What to look for: Big gaps between groups. For example, if new users are all detractors but veterans are promoters, your onboarding probably stinks.
What not to do: Don’t go overboard slicing and dicing into tiny groups—you’ll just end up with noise.
Step 4: Dig Into the Open-Ended Feedback
This is the goldmine—if you actually read it.
How to approach it:
- Start by scanning all the comments. Look for themes. Don’t get distracted by that one angry outlier.
- Group feedback into buckets, like:
- Product bugs or feature requests
- Price complaints
- Customer service praise or rants
- “Just felt like giving a score, no comment” (ignore these)
Manual or automatic?
- If you have a few dozen responses, just read them and jot down tallies.
- If you have hundreds, consider a text analysis tool—or at least use search/find for keywords.
Don’t: Rely on word clouds. They’re flashy and mostly useless.
Do: Quote real feedback in your report. It helps decision-makers see the human side.
Step 5: Tie Scores and Comments to Business Actions
Now, connect the dots. High NPS but everyone complains about pricing? That’s a red flag. Low NPS with lots of “support was slow” comments? There’s your action item.
Ways to make it actionable:
- For each big theme, assign an owner (product, support, etc.).
- Prioritize issues by how often they come up—not just how loud the loudest customer is.
- Set a follow-up. Did you fix something? Run another NPS survey and see if it moves the needle.
What to ignore: Don’t chase every single feature request. Focus on issues that come up over and over (even if it’s not the “sexiest” problem).
Step 6: Present Your Findings (Without the Fluff)
Most NPS “reports” are just a number and a smiley face. You can do better.
- Show the breakdowns: Promoters, Passives, Detractors—by segment.
- Highlight real quotes: One from each group, if possible.
- Summarize top themes: Not every comment, just the big buckets.
- Recommend actions: Be clear. “Fix onboarding flow” beats “Improve customer experience.”
Skip: Slides full of charts nobody reads. One page is usually enough.
Step 7: Track Trends Over Time—But Don’t Obsess
A single NPS snapshot is just that—a moment in time. Trends are more useful, but don’t get caught up in small wiggles.
- Compare periods (month to month, quarter to quarter).
- Watch for big swings, not tiny bumps.
- If you made a change (launched a new feature, changed pricing), see if NPS or the feedback shifted.
Caveat: NPS can bounce around for random reasons (seasonality, who answered that week, etc.). Don’t let one bad survey send you into a panic.

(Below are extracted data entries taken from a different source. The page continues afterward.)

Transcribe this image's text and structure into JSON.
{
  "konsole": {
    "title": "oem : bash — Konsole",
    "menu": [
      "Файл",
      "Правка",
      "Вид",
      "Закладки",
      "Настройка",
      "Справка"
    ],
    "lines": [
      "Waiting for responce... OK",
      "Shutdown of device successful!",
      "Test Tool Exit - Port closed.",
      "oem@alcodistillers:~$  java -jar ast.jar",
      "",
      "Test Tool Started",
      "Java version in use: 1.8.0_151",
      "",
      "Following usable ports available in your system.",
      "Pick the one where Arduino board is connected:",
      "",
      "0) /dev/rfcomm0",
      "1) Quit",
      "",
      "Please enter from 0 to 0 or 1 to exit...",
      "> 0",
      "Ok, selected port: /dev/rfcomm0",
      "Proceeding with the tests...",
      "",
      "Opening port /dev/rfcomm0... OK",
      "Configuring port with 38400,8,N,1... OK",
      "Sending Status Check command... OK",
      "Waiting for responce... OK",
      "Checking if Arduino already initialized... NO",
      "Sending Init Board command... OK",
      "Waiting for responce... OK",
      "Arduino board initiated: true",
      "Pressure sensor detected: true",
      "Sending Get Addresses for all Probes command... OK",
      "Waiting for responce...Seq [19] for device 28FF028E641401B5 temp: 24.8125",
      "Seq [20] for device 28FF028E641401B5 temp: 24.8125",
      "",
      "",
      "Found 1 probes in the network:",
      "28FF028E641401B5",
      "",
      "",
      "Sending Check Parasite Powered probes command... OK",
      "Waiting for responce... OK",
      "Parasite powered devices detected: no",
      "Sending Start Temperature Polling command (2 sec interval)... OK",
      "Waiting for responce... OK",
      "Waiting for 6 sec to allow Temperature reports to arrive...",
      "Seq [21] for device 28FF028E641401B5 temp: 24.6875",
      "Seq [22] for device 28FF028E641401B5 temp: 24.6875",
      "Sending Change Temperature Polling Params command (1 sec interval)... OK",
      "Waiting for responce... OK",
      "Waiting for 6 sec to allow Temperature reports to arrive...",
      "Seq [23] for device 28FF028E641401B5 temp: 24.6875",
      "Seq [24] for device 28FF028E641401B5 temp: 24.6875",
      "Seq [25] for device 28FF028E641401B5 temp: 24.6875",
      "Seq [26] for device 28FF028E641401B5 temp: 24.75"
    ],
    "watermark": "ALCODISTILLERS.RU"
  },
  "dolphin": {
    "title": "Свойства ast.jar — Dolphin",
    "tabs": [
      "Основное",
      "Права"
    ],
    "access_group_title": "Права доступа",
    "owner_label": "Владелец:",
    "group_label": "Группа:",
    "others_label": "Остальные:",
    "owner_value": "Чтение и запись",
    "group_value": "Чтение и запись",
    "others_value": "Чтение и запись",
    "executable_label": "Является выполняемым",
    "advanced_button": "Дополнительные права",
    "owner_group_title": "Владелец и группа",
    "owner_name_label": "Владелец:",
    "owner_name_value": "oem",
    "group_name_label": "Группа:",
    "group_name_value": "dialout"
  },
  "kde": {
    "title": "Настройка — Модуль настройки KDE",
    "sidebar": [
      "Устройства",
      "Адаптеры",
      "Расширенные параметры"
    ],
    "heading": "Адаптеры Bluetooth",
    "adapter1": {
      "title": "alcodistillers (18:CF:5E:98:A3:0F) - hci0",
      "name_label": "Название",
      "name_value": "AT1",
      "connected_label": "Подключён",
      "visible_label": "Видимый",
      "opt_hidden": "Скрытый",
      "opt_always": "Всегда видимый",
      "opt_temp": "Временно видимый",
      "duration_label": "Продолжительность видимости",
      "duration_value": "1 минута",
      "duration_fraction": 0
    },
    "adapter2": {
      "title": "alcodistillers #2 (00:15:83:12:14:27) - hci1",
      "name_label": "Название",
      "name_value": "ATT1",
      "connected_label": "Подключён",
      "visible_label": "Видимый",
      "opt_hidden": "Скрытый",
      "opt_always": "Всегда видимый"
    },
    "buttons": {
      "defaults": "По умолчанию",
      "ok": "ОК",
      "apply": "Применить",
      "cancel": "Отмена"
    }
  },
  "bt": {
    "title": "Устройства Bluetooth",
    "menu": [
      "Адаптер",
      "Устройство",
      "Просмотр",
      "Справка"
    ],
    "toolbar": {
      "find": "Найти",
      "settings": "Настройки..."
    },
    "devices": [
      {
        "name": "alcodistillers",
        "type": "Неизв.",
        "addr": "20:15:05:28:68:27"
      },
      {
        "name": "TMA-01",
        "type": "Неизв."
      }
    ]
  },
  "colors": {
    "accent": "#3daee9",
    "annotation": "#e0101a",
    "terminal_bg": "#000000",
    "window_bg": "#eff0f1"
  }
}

What Works, What Doesn’t, and What to Skip
Works:
- Segmenting by real business factors.
- Reading (and categorizing) open-ended responses.
- Using NPS as a trigger for action, not just a KPI.
Doesn’t:
- Treating NPS as the One Metric That Matters. It’s not.
- Overanalyzing small changes or tiny groups.
- Chasing every suggestion.
Skip:
- Word clouds.
- Overly complex dashboards.
- Comparing your score to random industry “benchmarks” (these are often bogus).
Keep It Simple—Then Iterate
Analyzing NPS isn’t rocket science, but it’s easy to overcomplicate. Focus on finding trends, listening to real feedback, and acting on what matters. Then, run another survey a few months later and see if you actually moved the needle.
Keep it honest, keep it practical, and remember—no amount of PowerPoint polish will fix a broken product or bad service. Start small, stay skeptical, and let the real customer voice drive your next move.